Please state in which country your phrase tends to be used, what the phrase is, and what it should be.
Example:
In America, recently came across “back-petal”, instead of back-pedal. Also, still hearing “for all intensive purposes” instead of “for all intents and purposes”.
Yep. This is the one. It irks the heck out of me when people are saying something to the effect of “I had a bad experience once, now I’m tired and fatigued about this situation in the future.”
Or “I would be worn out, like after a long hike or something, about things that sound too good to be true, folks! Be careful!”
Agghhh! Lol. I get English can be awfully confusing sometimes but I’ve been seeing this one pop up a LOT more recently.
(Dis)honors also go to “loosing my keys” or “being a stealthy rouge”
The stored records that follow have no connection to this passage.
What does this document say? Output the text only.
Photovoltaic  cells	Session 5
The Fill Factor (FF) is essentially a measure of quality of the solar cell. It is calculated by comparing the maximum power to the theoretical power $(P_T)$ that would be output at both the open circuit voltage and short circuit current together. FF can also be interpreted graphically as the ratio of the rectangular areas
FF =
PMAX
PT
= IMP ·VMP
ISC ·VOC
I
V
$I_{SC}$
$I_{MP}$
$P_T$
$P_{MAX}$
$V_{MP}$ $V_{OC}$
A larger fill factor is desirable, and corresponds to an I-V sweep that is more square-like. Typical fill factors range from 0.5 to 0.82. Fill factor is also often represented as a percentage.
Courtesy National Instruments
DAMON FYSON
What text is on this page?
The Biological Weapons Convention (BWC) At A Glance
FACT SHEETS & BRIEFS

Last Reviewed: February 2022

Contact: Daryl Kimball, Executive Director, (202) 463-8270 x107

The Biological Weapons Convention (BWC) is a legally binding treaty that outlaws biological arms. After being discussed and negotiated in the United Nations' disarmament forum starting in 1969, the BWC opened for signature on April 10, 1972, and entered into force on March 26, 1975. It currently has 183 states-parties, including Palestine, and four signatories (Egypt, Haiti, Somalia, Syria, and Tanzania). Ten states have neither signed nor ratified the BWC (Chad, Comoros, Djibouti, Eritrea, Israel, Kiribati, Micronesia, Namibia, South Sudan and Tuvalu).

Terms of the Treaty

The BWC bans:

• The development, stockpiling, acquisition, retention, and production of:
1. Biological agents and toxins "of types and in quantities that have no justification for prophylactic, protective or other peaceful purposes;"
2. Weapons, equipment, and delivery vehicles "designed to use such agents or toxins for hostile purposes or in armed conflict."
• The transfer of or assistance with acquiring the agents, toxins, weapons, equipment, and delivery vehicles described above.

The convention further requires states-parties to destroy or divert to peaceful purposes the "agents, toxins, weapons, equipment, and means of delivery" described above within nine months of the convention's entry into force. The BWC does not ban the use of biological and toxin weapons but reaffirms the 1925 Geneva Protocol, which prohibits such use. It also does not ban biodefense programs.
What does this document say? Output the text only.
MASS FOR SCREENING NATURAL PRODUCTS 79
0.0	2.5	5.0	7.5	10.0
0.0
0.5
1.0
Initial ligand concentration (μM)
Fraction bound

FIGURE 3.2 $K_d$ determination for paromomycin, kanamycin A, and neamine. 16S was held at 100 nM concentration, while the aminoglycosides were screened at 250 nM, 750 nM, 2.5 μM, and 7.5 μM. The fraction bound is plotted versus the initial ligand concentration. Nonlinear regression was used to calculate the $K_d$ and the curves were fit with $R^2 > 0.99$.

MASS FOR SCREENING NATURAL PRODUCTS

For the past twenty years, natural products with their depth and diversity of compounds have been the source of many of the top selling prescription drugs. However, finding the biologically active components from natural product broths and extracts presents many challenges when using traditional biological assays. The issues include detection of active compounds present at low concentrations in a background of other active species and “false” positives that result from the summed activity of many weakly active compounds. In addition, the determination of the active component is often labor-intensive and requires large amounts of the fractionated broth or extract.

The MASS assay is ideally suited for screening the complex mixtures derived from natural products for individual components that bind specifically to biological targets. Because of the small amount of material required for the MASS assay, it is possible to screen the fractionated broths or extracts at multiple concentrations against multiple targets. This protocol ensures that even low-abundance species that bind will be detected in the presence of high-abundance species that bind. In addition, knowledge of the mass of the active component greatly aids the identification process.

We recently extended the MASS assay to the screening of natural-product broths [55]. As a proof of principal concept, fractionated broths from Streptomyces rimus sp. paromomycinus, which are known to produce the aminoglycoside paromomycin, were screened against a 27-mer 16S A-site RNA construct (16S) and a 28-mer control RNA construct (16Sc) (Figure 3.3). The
Like I get someone tried to say leery or wary at the same time and it came out all jumbled. But then the mistake took on a terrible life of its own.
Lol exactly! I’m sure there’s gotta be some studies on this, with the prevalence of review-less written words all over the internet, and a lot of users interacting with it at a young age, or being newer to English, I’m sure there’s plenty of instances where they see it done wrong and just go “Hey that must be how it works!”
And it just spreads from there. But c’mon, this wouldn’t be so bad with a basic foundation in phonetics, folks! :(
I only wish:
I actually kinda appreciated the reddit bots that did this. They weren’t wrong and only the severest of simpletons goes ape on an automated script lol.